Таня медлила ровно секунду.
— Да.
— А ты его?
— Да.
Просто, без красивостей. И Вера Ивановна поверила.
Лёшка вернулся, стряхивая с рукава табачный запах.
— О чём шепчетесь?
— О своём, — сказала мать.
Он посмотрел настороженно, как в детстве, когда подозревал подвох.
— Не смотри так, — устало сказала она. — Голова у меня не для того седая, чтобы устраивать сцены с кастрюлями.
— Мам...
— Что мам. Живёте — живите. Только не пропадай.
Он подошёл к ней быстро, неловко, обнял за плечи. От него пахло улицей, табаком и всё тем же детством, которое, оказывается, никуда не делось, просто спряталось глубже.
— Спасибо, — сказал он.
— За что спасибо. Рано ещё спасибо.
Но руку его с плеча она не сняла.
Они ушли ближе к вечеру. Таня помогла завернуть кусок пирога в бумагу. В прихожей долго возились — то шарф, то пакет, то ключи.
— Приходите, — сказала Вера Ивановна. — Только предупреждайте.
— Будем, — сказал Лёшка.
— Спасибо, Вера, — тихо сказала Таня.
Когда дверь закрылась, в квартире вдруг стало очень тихо. Вера Ивановна убрала тарелки, стряхнула крошки со скатерти, села у окна. Запах дрожжевого теста всё ещё стоял в коридоре.
Она сидела и думала о том, как странно устроено время. Копали когда-то рядом грядки, спорили, чья смородина лучше, сушили на верёвке полотенца, а потом годы разошлись, люди исчезли, чтобы однажды войти в твою квартиру уже совсем в другой роли. И ещё — что сын, которого она столько лет пыталась уберечь от всех возможных ошибок, выбрал себе не лёгкость и не удобство, а живого человека. С прошлым, с возрастом, с морщинками у глаз. Может, это и есть признак того, что он вырос.
Вечером пришла Нина. Как всегда, без звонка.
— У тебя пирогом пахнет даже на лестнице. Дай кусок.

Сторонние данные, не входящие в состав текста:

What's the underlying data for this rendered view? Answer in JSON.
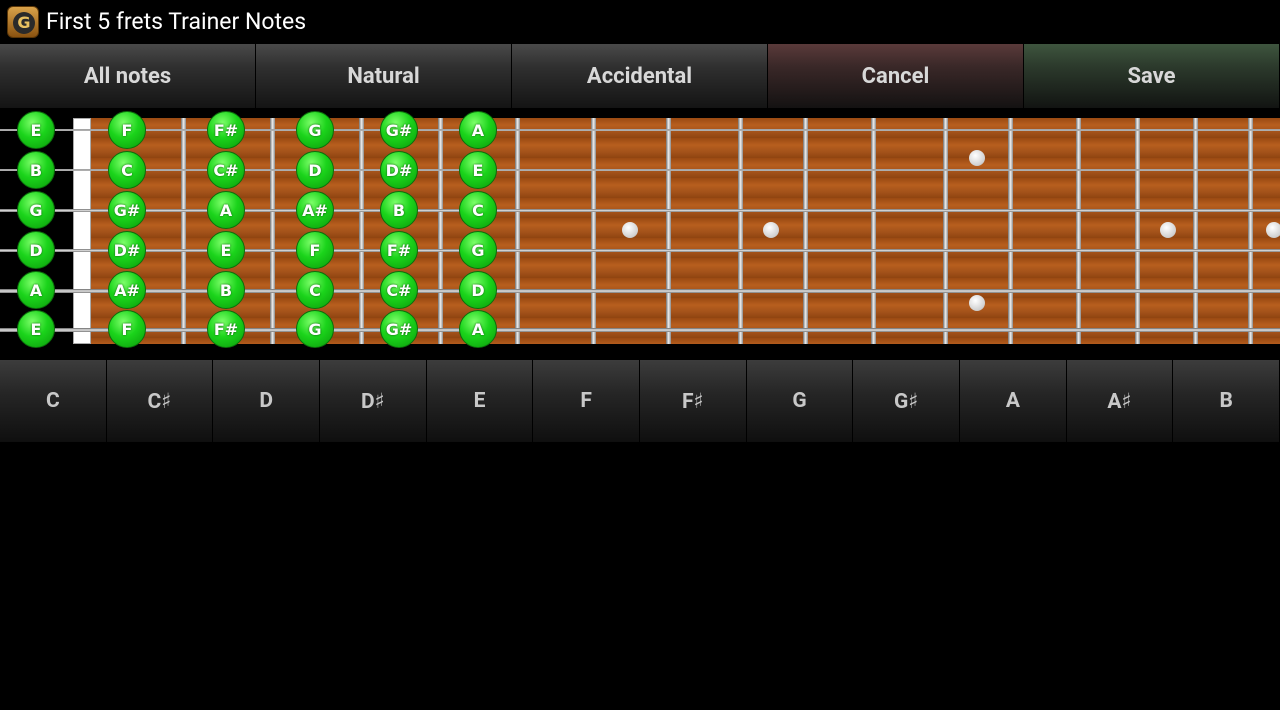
{
  "app": {
    "title": "First 5 frets Trainer Notes",
    "icon": "guitar-app-icon",
    "icon_letter": "G"
  },
  "toolbar": {
    "all_notes": "All notes",
    "natural": "Natural",
    "accidental": "Accidental",
    "cancel": "Cancel",
    "save": "Save"
  },
  "fretboard": {
    "open_strings": [
      "E",
      "B",
      "G",
      "D",
      "A",
      "E"
    ],
    "frets": [
      [
        "F",
        "C",
        "G#",
        "D#",
        "A#",
        "F"
      ],
      [
        "F#",
        "C#",
        "A",
        "E",
        "B",
        "F#"
      ],
      [
        "G",
        "D",
        "A#",
        "F",
        "C",
        "G"
      ],
      [
        "G#",
        "D#",
        "B",
        "F#",
        "C#",
        "G#"
      ],
      [
        "A",
        "E",
        "C",
        "G",
        "D",
        "A"
      ]
    ]
  },
  "note_buttons": [
    "C",
    "C♯",
    "D",
    "D♯",
    "E",
    "F",
    "F♯",
    "G",
    "G♯",
    "A",
    "A♯",
    "B"
  ],
  "colors": {
    "note_green": "#19d019",
    "wood": "#a6541a",
    "background": "#000000"
  }
}
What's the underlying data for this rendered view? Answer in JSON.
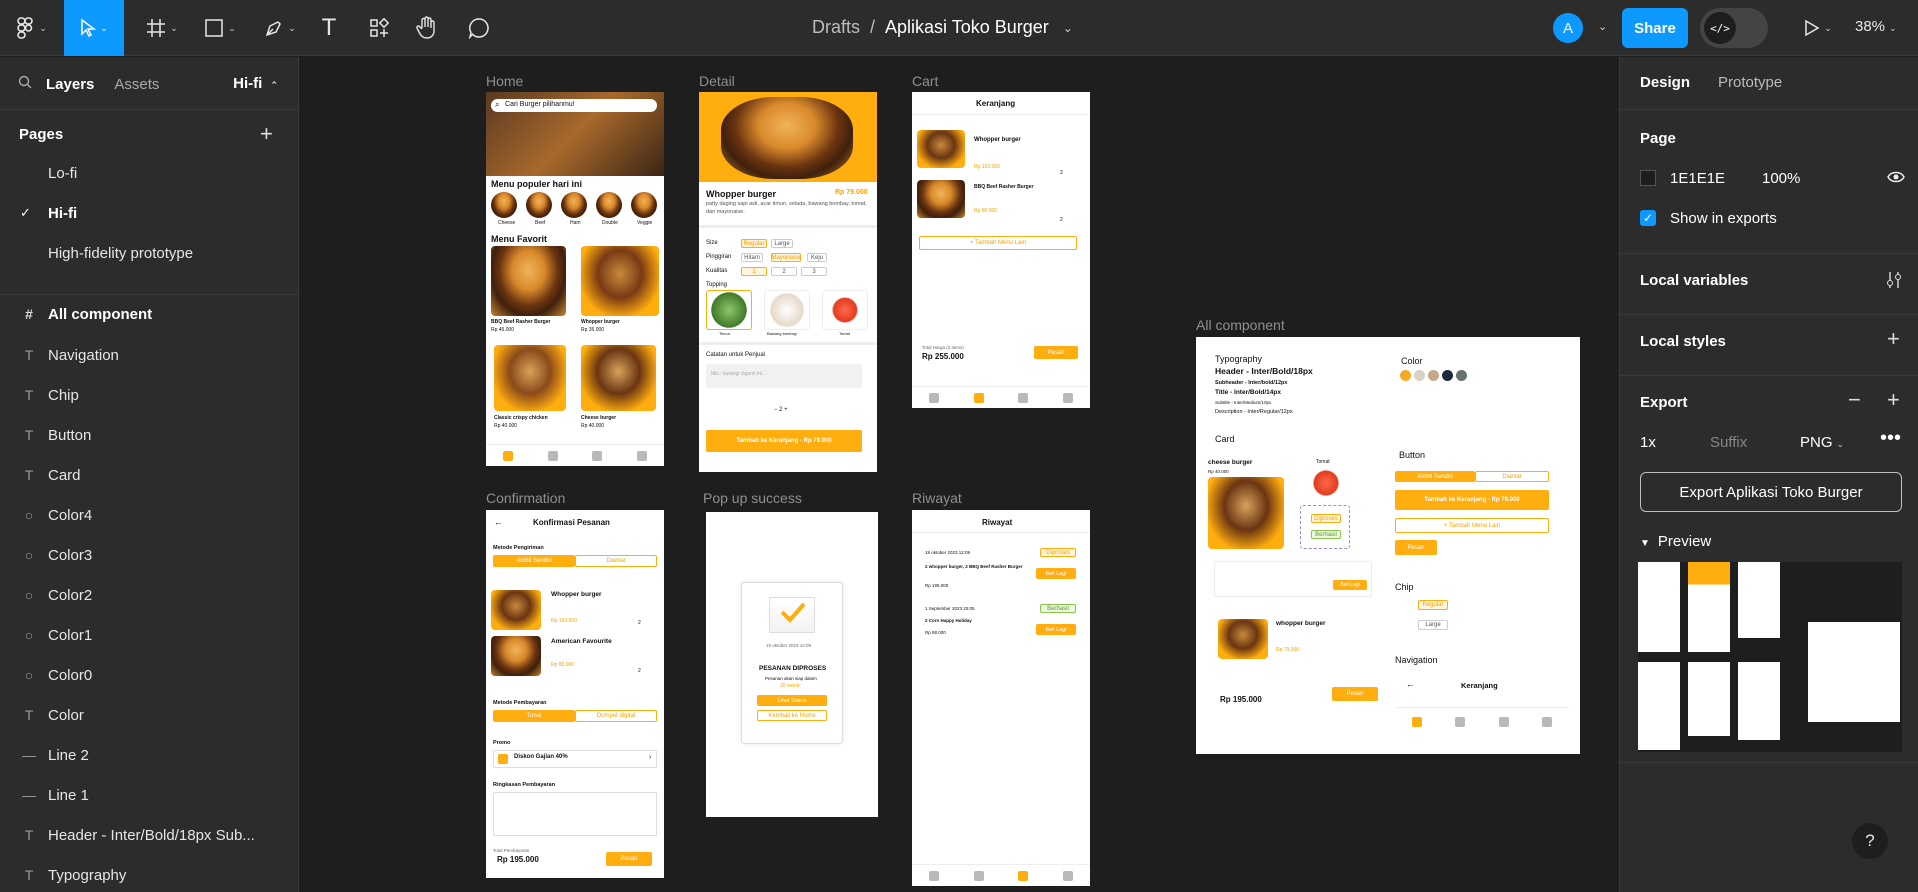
{
  "app": {
    "breadcrumb": "Drafts",
    "separator": "/",
    "project_title": "Aplikasi Toko Burger",
    "avatar_initial": "A",
    "share_label": "Share",
    "dev_mode_glyph": "</>",
    "zoom": "38%"
  },
  "toolbar": {
    "icons": [
      "figma-menu-icon",
      "move-tool-icon",
      "frame-tool-icon",
      "shape-tool-icon",
      "pen-tool-icon",
      "text-tool-icon",
      "component-tool-icon",
      "hand-tool-icon",
      "comment-tool-icon"
    ]
  },
  "left_panel": {
    "tabs": [
      "Layers",
      "Assets"
    ],
    "current_page": "Hi-fi",
    "pages_heading": "Pages",
    "pages": [
      {
        "label": "Lo-fi",
        "active": false
      },
      {
        "label": "Hi-fi",
        "active": true
      },
      {
        "label": "High-fidelity prototype",
        "active": false
      }
    ],
    "frame_name": "All component",
    "layers": [
      {
        "icon": "text-layer-icon",
        "glyph": "T",
        "label": "Navigation"
      },
      {
        "icon": "text-layer-icon",
        "glyph": "T",
        "label": "Chip"
      },
      {
        "icon": "text-layer-icon",
        "glyph": "T",
        "label": "Button"
      },
      {
        "icon": "text-layer-icon",
        "glyph": "T",
        "label": "Card"
      },
      {
        "icon": "ellipse-layer-icon",
        "glyph": "○",
        "label": "Color4"
      },
      {
        "icon": "ellipse-layer-icon",
        "glyph": "○",
        "label": "Color3"
      },
      {
        "icon": "ellipse-layer-icon",
        "glyph": "○",
        "label": "Color2"
      },
      {
        "icon": "ellipse-layer-icon",
        "glyph": "○",
        "label": "Color1"
      },
      {
        "icon": "ellipse-layer-icon",
        "glyph": "○",
        "label": "Color0"
      },
      {
        "icon": "text-layer-icon",
        "glyph": "T",
        "label": "Color"
      },
      {
        "icon": "line-layer-icon",
        "glyph": "—",
        "label": "Line 2"
      },
      {
        "icon": "line-layer-icon",
        "glyph": "—",
        "label": "Line 1"
      },
      {
        "icon": "text-layer-icon",
        "glyph": "T",
        "label": "Header - Inter/Bold/18px Sub..."
      },
      {
        "icon": "text-layer-icon",
        "glyph": "T",
        "label": "Typography"
      }
    ]
  },
  "right_panel": {
    "tabs": [
      "Design",
      "Prototype"
    ],
    "page_heading": "Page",
    "page_color": "1E1E1E",
    "page_opacity": "100%",
    "show_in_exports": "Show in exports",
    "local_variables": "Local variables",
    "local_styles": "Local styles",
    "export_heading": "Export",
    "export_scale": "1x",
    "export_suffix_placeholder": "Suffix",
    "export_format": "PNG",
    "export_button": "Export Aplikasi Toko Burger",
    "preview_heading": "Preview"
  },
  "canvas": {
    "frames": {
      "home": "Home",
      "detail": "Detail",
      "cart": "Cart",
      "confirmation": "Confirmation",
      "popup": "Pop up success",
      "riwayat": "Riwayat",
      "all_component": "All component"
    },
    "home_screen": {
      "search": "Cari Burger pilihanmu!",
      "popular": "Menu populer hari ini",
      "chips": [
        "Cheese",
        "Beef",
        "Ham",
        "Double",
        "Veggie"
      ],
      "favorites": "Menu Favorit",
      "items": [
        {
          "name": "BBQ Beef Rasher Burger",
          "price": "Rp 45.000"
        },
        {
          "name": "Whopper burger",
          "price": "Rp 35.000"
        },
        {
          "name": "Classic crispy chicken",
          "price": "Rp 40.000"
        },
        {
          "name": "Cheese burger",
          "price": "Rp 40.000"
        }
      ]
    },
    "detail_screen": {
      "name": "Whopper burger",
      "price": "Rp 79.000",
      "desc": "patty daging sapi asli, acar timun, selada, bawang bombay, tomat, dan mayonaise.",
      "size": "Size",
      "size_opts": [
        "Regular",
        "Large"
      ],
      "pinggiran": "Pinggiran",
      "ping_opts": [
        "Hitam",
        "Mayonaise",
        "Keju"
      ],
      "kualitas": "Kualitas",
      "qty_opts": [
        "1",
        "2",
        "3"
      ],
      "topping": "Topping",
      "toppings": [
        "Timun",
        "Bawang bombay",
        "Tomat"
      ],
      "note_label": "Catatan untuk Penjual",
      "note_placeholder": "Mis.: kurangi diganti ini...",
      "qty": "2",
      "cta": "Tambah ke Keranjang - Rp 79.000"
    },
    "cart_screen": {
      "title": "Keranjang",
      "items": [
        {
          "name": "Whopper burger",
          "price": "Rp 153.000",
          "qty": "2"
        },
        {
          "name": "BBQ Beef Rasher Burger",
          "price": "Rp 80.000",
          "qty": "2"
        }
      ],
      "add_more": "+ Tambah Menu Lain",
      "total_label": "Total Harga (2 items)",
      "total": "Rp 255.000",
      "order": "Pesan"
    },
    "confirm_screen": {
      "title": "Konfirmasi Pesanan",
      "method": "Metode Pengiriman",
      "opts": [
        "Ambil Sendiri",
        "Diantar"
      ],
      "items": [
        {
          "name": "Whopper burger",
          "price": "Rp 153.000",
          "qty": "2"
        },
        {
          "name": "American Favourite",
          "price": "Rp 80.000",
          "qty": "2"
        }
      ],
      "pay": "Metode Pembayaran",
      "pay_opts": [
        "Tunai",
        "Dompet digital"
      ],
      "promo": "Promo",
      "promo_name": "Diskon Gajian 40%",
      "summary": "Ringkasan Pembayaran",
      "total_label": "Total Pembayaran",
      "total": "Rp 195.000",
      "order": "Pesan"
    },
    "popup_screen": {
      "date": "19 oktober 2023 12:09",
      "status": "PESANAN DIPROSES",
      "eta": "Pesanan akan siap dalam",
      "eta_value": "20 menit",
      "btn1": "Lihat Status",
      "btn2": "Kembali ke Home"
    },
    "riwayat_screen": {
      "title": "Riwayat",
      "entries": [
        {
          "date": "19 oktober 2023 12:09",
          "status": "Diproses",
          "desc": "2 whopper burger, 2 BBQ Beef Rasher Burger",
          "price": "Rp 195.000",
          "btn": "Beli Lagi"
        },
        {
          "date": "1 September 2023 20:05",
          "status": "Berhasil",
          "desc": "2 Corn Happy Holiday",
          "price": "Rp 88.000",
          "btn": "Beli Lagi"
        }
      ]
    },
    "component_screen": {
      "typography": "Typography",
      "header": "Header - Inter/Bold/18px",
      "subheader": "Subheader - Inter/bold/12px",
      "titlestyle": "Title - Inter/Bold/14px",
      "subtitle": "Subtitle - Inter/Medium/10px",
      "desc": "Description - Inter/Regular/12px",
      "color": "Color",
      "colors": [
        "#f9a825",
        "#d9d2c5",
        "#c4a888",
        "#1e2a38",
        "#66726a"
      ],
      "card": "Card",
      "card_item": "cheese burger",
      "card_price": "Rp 40.000",
      "tomat": "Tomat",
      "button": "Button",
      "btn_opts": [
        "Ambil Sendiri",
        "Diantar"
      ],
      "btn_cta": "Tambah ke Keranjang - Rp 79.000",
      "btn_add": "+ Tambah Menu Lain",
      "btn_order": "Pesan",
      "chip": "Chip",
      "chip_opts": [
        "Regular",
        "Large"
      ],
      "navigation": "Navigation",
      "nav_title": "Keranjang",
      "total": "Rp 195.000",
      "diproses": "Diproses",
      "berhasil": "Berhasil",
      "beli": "Beli Lagi",
      "whopper": "whopper burger",
      "whopper_price": "Rp 79.000"
    }
  }
}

Вера Ивановна поставила чайник.
— Нина, Лёшка сегодня был. Не один.
— Ну наконец-то. И что за барышня?
— Какая там барышня. Таня. С дачи. Соседка бывшая.
Нина замерла с чашкой в руке, потом медленно села.
— Ох, Верка, — сказала она с уважением. — Это уже литература.
Вера Ивановна фыркнула.
— Это, Нина, жизнь. А она поглупее и посмешнее любой литературы.
Нина, конечно, выспросила всё. Ахала, хмыкала, возмущалась для порядка. Потом сказала то, что и должна была сказать:
— И правильно. Лишь бы не пил, не бил и домой приходил не мимо. А возраст... Тебе с ней жить, что ли?
— Не мне, — сказала Вера Ивановна.
— Ну и всё.
Они пили чай из гранёных стаканов в подстаканниках. За окном совсем стемнело. В кухне горела жёлтая лампа, от которой всё становилось мягче: и лица, и мысли.
Когда Нина ушла, Вера Ивановна прошлась по квартире. Поправила занавеску, убрала недоеденный пирог, машинально тронула кактус на окне. Тот, к её удивлению, оказался не совсем мёртвым — на колючем боку виднелась крошечная зелёная точка.
— Ишь ты, — сказала она вслух.
Перед сном она достала из буфета старую дачную фотографию и долго смотрела. Там все были моложе, громче, увереннее в завтрашнем дне. Теперь стало ясно: не всё можно отложить и переделать. Но кое-что всё-таки возвращается. Не таким, каким ждёшь, и не тогда, когда просишь.
Утром в коридоре всё ещё слабо пахло воскресным пирогом. Вера Ивановна открыла форточку, потом передумала и закрыла. Пусть ещё побудет.